İnsanoğlu yaradılışı gereği mi, öğretilenlerle algısı değiştirildiğinden midir bilinmez ama, milyonlarca yıldır hep hayatını düzenleyecek, sıkıntılarına son verecek, kendisine varlık, bereket sunacak, yağmur yağdıracak, mutlu edecek bir yaratıcının varlığını aramış, kendince bulmuş ve ona tapınmıştır. Kimi zaman bir hayvan, kimi zaman bir insan kutsal sayılmış, tanrılaştırılmıştır, kimi zaman putlar, çeşitli nesnel objeler… Bir bölümü de görünmeyen bir gücün varlığına inanarak; onun sonsuz evrenin yaratıcısı ve her şeyin maliki olarak görmüşlerdir.
Bu değişik inanç sistemleri beraberinde getirmiş olduğu bölünmeler ile insanlar arasında ciddi zıtlaşmalara, çatışmalara ve hatta savaşlara neden olmuştur. Değişik coğrafi bölgelere göre değişen inanç sistemleri, saf enerji olarak ve boş bilinç ile doğan çocuklara etiket olarak yapıştırıldığından ve çocuğun büyüme sürecinde ailesinde aldığı dini inanç ve ritüeller, o çocuğun da ailesinin inancını koşulsuz olarak kabulünü sağlamıştır. Sorgulamanın tabu sayıldığı inançlar zaman içerisinde hurafelerle yozlaşmış, akıl almaz dini kurallar olarak karşımıza çıkmıştır.
Her daim söylediğimiz gibi inançlar doğduğumuz coğrafyaya göre değişir ve hiç birimizin tercihi değildir.
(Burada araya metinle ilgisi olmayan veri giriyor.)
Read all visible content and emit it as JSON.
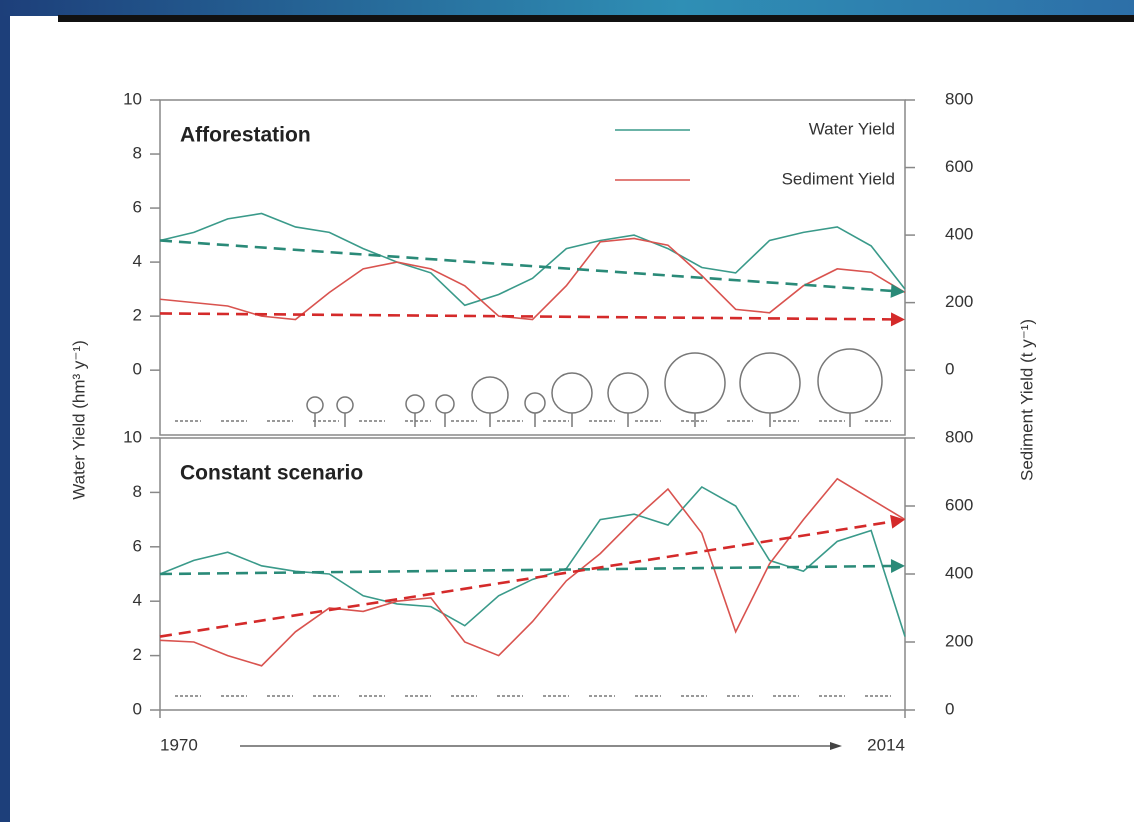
{
  "chart_data": [
    {
      "type": "line",
      "annotation": "Afforestation",
      "ylabel": "Water Yield (hm³ y⁻¹)",
      "y2label": "Sediment  Yield (t y⁻¹)",
      "x": [
        1970,
        1972,
        1974,
        1976,
        1978,
        1980,
        1982,
        1984,
        1986,
        1988,
        1990,
        1992,
        1994,
        1996,
        1998,
        2000,
        2002,
        2004,
        2006,
        2008,
        2010,
        2012,
        2014
      ],
      "xlim": [
        1970,
        2014
      ],
      "ylim": [
        -2.4,
        10
      ],
      "yticks": [
        0,
        2,
        4,
        6,
        8,
        10
      ],
      "y2lim": [
        -192,
        800
      ],
      "y2ticks": [
        0,
        200,
        400,
        600,
        800
      ],
      "legend": "upper right",
      "series": [
        {
          "name": "Water Yield",
          "color": "#3a9a8a",
          "values": [
            4.8,
            5.1,
            5.6,
            5.8,
            5.3,
            5.1,
            4.5,
            4.0,
            3.6,
            2.4,
            2.8,
            3.4,
            4.5,
            4.8,
            5.0,
            4.5,
            3.8,
            3.6,
            4.8,
            5.1,
            5.3,
            4.6,
            3.0
          ]
        },
        {
          "name": "Sediment Yield",
          "color": "#d9534f",
          "axis": "y2",
          "values": [
            210,
            200,
            190,
            160,
            150,
            230,
            300,
            320,
            300,
            250,
            160,
            150,
            250,
            380,
            390,
            370,
            280,
            180,
            170,
            250,
            300,
            290,
            230
          ]
        }
      ],
      "trend_lines": [
        {
          "color": "#2a8a78",
          "x": [
            1970,
            2014
          ],
          "values": [
            4.8,
            2.9
          ]
        },
        {
          "color": "#d42a2a",
          "axis": "y2",
          "x": [
            1970,
            2014
          ],
          "values": [
            168,
            150
          ]
        }
      ]
    },
    {
      "type": "line",
      "annotation": "Constant scenario",
      "x": [
        1970,
        1972,
        1974,
        1976,
        1978,
        1980,
        1982,
        1984,
        1986,
        1988,
        1990,
        1992,
        1994,
        1996,
        1998,
        2000,
        2002,
        2004,
        2006,
        2008,
        2010,
        2012,
        2014
      ],
      "xlim": [
        1970,
        2014
      ],
      "xticks": [
        1970,
        2014
      ],
      "ylim": [
        0,
        10
      ],
      "yticks": [
        0,
        2,
        4,
        6,
        8,
        10
      ],
      "y2lim": [
        0,
        800
      ],
      "y2ticks": [
        0,
        200,
        400,
        600,
        800
      ],
      "series": [
        {
          "color": "#3a9a8a",
          "values": [
            5.0,
            5.5,
            5.8,
            5.3,
            5.1,
            5.0,
            4.2,
            3.9,
            3.8,
            3.1,
            4.2,
            4.8,
            5.2,
            7.0,
            7.2,
            6.8,
            8.2,
            7.5,
            5.5,
            5.1,
            6.2,
            6.6,
            2.7
          ]
        },
        {
          "color": "#d9534f",
          "axis": "y2",
          "values": [
            205,
            200,
            160,
            130,
            230,
            300,
            290,
            320,
            330,
            200,
            160,
            260,
            380,
            460,
            560,
            650,
            520,
            230,
            430,
            560,
            680,
            620,
            560
          ]
        }
      ],
      "trend_lines": [
        {
          "color": "#2a8a78",
          "x": [
            1970,
            2014
          ],
          "values": [
            5.0,
            5.3
          ]
        },
        {
          "color": "#d42a2a",
          "axis": "y2",
          "x": [
            1970,
            2014
          ],
          "values": [
            216,
            560
          ]
        }
      ]
    }
  ]
}
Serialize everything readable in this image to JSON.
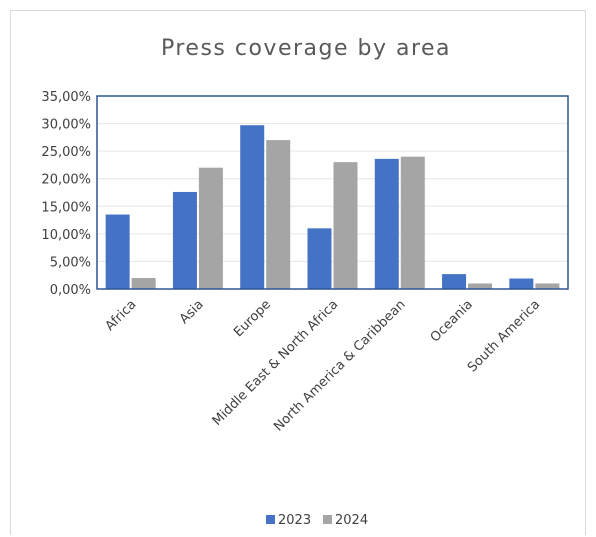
{
  "chart_data": {
    "type": "bar",
    "title": "Press coverage by area",
    "xlabel": "",
    "ylabel": "",
    "categories": [
      "Africa",
      "Asia",
      "Europe",
      "Middle East & North Africa",
      "North America & Caribbean",
      "Oceania",
      "South America"
    ],
    "series": [
      {
        "name": "2023",
        "color": "#4472C4",
        "values": [
          13.5,
          17.6,
          29.7,
          11.0,
          23.6,
          2.7,
          1.9
        ]
      },
      {
        "name": "2024",
        "color": "#A5A5A5",
        "values": [
          2.0,
          22.0,
          27.0,
          23.0,
          24.0,
          1.0,
          1.0
        ]
      }
    ],
    "ylim": [
      0,
      35
    ],
    "yticks": [
      "0,00%",
      "5,00%",
      "10,00%",
      "15,00%",
      "20,00%",
      "25,00%",
      "30,00%",
      "35,00%"
    ],
    "grid": true,
    "legend_position": "bottom",
    "plot_border_color": "#2F5597"
  }
}
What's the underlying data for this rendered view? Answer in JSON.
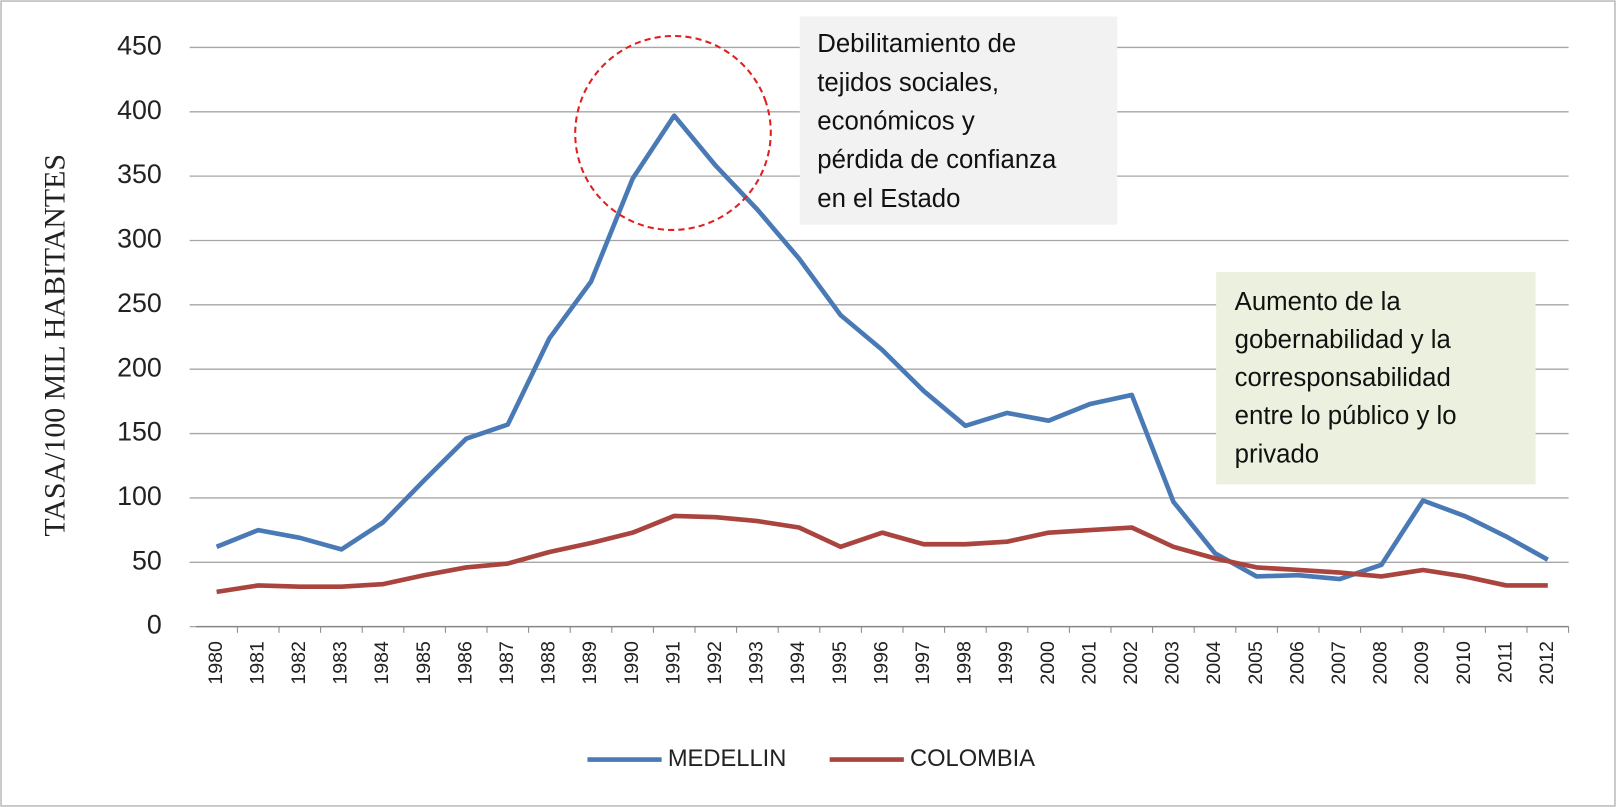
{
  "chart_data": {
    "type": "line",
    "y_label": "TASA/100 MIL HABITANTES",
    "categories": [
      "1980",
      "1981",
      "1982",
      "1983",
      "1984",
      "1985",
      "1986",
      "1987",
      "1988",
      "1989",
      "1990",
      "1991",
      "1992",
      "1993",
      "1994",
      "1995",
      "1996",
      "1997",
      "1998",
      "1999",
      "2000",
      "2001",
      "2002",
      "2003",
      "2004",
      "2005",
      "2006",
      "2007",
      "2008",
      "2009",
      "2010",
      "2011",
      "2012"
    ],
    "series": [
      {
        "name": "MEDELLIN",
        "color": "#4a7ab5",
        "values": [
          62,
          75,
          69,
          60,
          81,
          114,
          146,
          157,
          224,
          268,
          348,
          397,
          358,
          324,
          286,
          242,
          215,
          183,
          156,
          166,
          160,
          173,
          180,
          97,
          57,
          39,
          40,
          37,
          48,
          98,
          86,
          70,
          52
        ]
      },
      {
        "name": "COLOMBIA",
        "color": "#a9443f",
        "values": [
          27,
          32,
          31,
          31,
          33,
          40,
          46,
          49,
          58,
          65,
          73,
          86,
          85,
          82,
          77,
          62,
          73,
          64,
          64,
          66,
          73,
          75,
          77,
          62,
          53,
          46,
          44,
          42,
          39,
          44,
          39,
          32,
          32
        ]
      }
    ],
    "ylim": [
      0,
      450
    ],
    "yticks": [
      0,
      50,
      100,
      150,
      200,
      250,
      300,
      350,
      400,
      450
    ],
    "grid": true,
    "legend": "bottom",
    "annotations": [
      {
        "lines": [
          "Debilitamiento de",
          "tejidos sociales,",
          "económicos y",
          "pérdida de confianza",
          "en el Estado"
        ],
        "color": "#f2f2f2"
      },
      {
        "lines": [
          "Aumento de la",
          "gobernabilidad y la",
          "corresponsabilidad",
          "entre lo público y lo",
          "privado"
        ],
        "color": "#ebf1de"
      }
    ]
  }
}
Ancak doğar doğmaz bize yapıştırılan ve bizim tercihimiz olmayan etiketleri üzerimizden atmak yerine iyice yapıştırmak için çırpınır, kendi inancımız dışındaki tüm inanç sistemlerini aşağılar, alaya alır ve doğru kabul etmeyiz.
Aynı şey mezhepler için de geçerlidir. İnanç sistemlerinin mucitleri öldüğünde onun yakın akrabaları ya da dostları, sözde onun öğretilerini devam ettirmek adına olsa da, geçekte, kendilerini önemli kişi kabul ettirmek ve toplum nezdinde itibar görmek için gücü ellerine almak istemişler. Bu kez de onlar arasında bölünmeler yaşanmış ve her birinin arkasında duran gruplar da çeşitli mezhepleri oluşturmuşlardır. Mezhepler arasında da yüzyıllardır süren çatışmalar, savaşlar birçok cana mal olmuştur ve hala da olmaktadır.
Yaratıcıya ve onun birliğine, tekliğine inanan insanların böylesine ayrışarak, birbirine düşman olarak dünyayı cehenneme çevirmelerine yaratıcı ne diyordur bilmem ama, bu dünyanın insan, hayvan, bitki, ağaç tüm canlıların yaşam alanı olduğuna kuşkum yok. Ve belki tüm canlar birbirleriyle barışık ve birbirlerinin yaşam haklarına saygılı olarak yaşamayı öğrenince, asıl cenneti bu dünyada yaşayacak.
Din, dil, ırk, mezhep gibi etiketlerden ve bunlarla gurur duymak yerine insanlığı ve insani erdemleri ne denli özümsemiş olduğuyla gurur duymayı öğrenirse dünya cennet olacak. Bir kurtarıcının geleceğine inanmak, görünmeyen bir varlığa sığınma ve yardım beklemek mi, yoksa yaratıcının bahşettiği aklı, zekayı kullanarak hayatı güzelleştirmenin mümkün olduğunu bilerek, ona göre çalışmak, üretmek midir doğru olan?
Hep bir kurtarıcı bekliyoruz ya. Dünyayı bu cehennem çilesinden kurtarsın, ekonomiyi düzeltsin, hakları, eşitliği, adaleti sağlasın, refahımızı arttırsın vs… Başımız sıkışınca Allah’ım diye başlayan cümlelerle dua ediyoruz ya. Aslında Allah’ın verdiği aklı kullanmadığımız içindir çektiğimiz sıkıntılar. Sözü fazla uzatmayacağım. Bir görselden alıntıyla sonlandıracağım bu ayki yazımı.
Ülkeyi kurtaracağını zannettiğimiz beş şey:
1. Partiler
2. Politikacılar
3. İdeolojiler
4. Irklar
5. İnançlar
Ülkeyi asıl kurtaracak beş şey:
1. Akıl
2. Adalet
3. Saygı
4. Eğitim
5. Eşitlik
Sevgiyle ve dostça kalın. Kendinize ve keyfinize iyi bakın.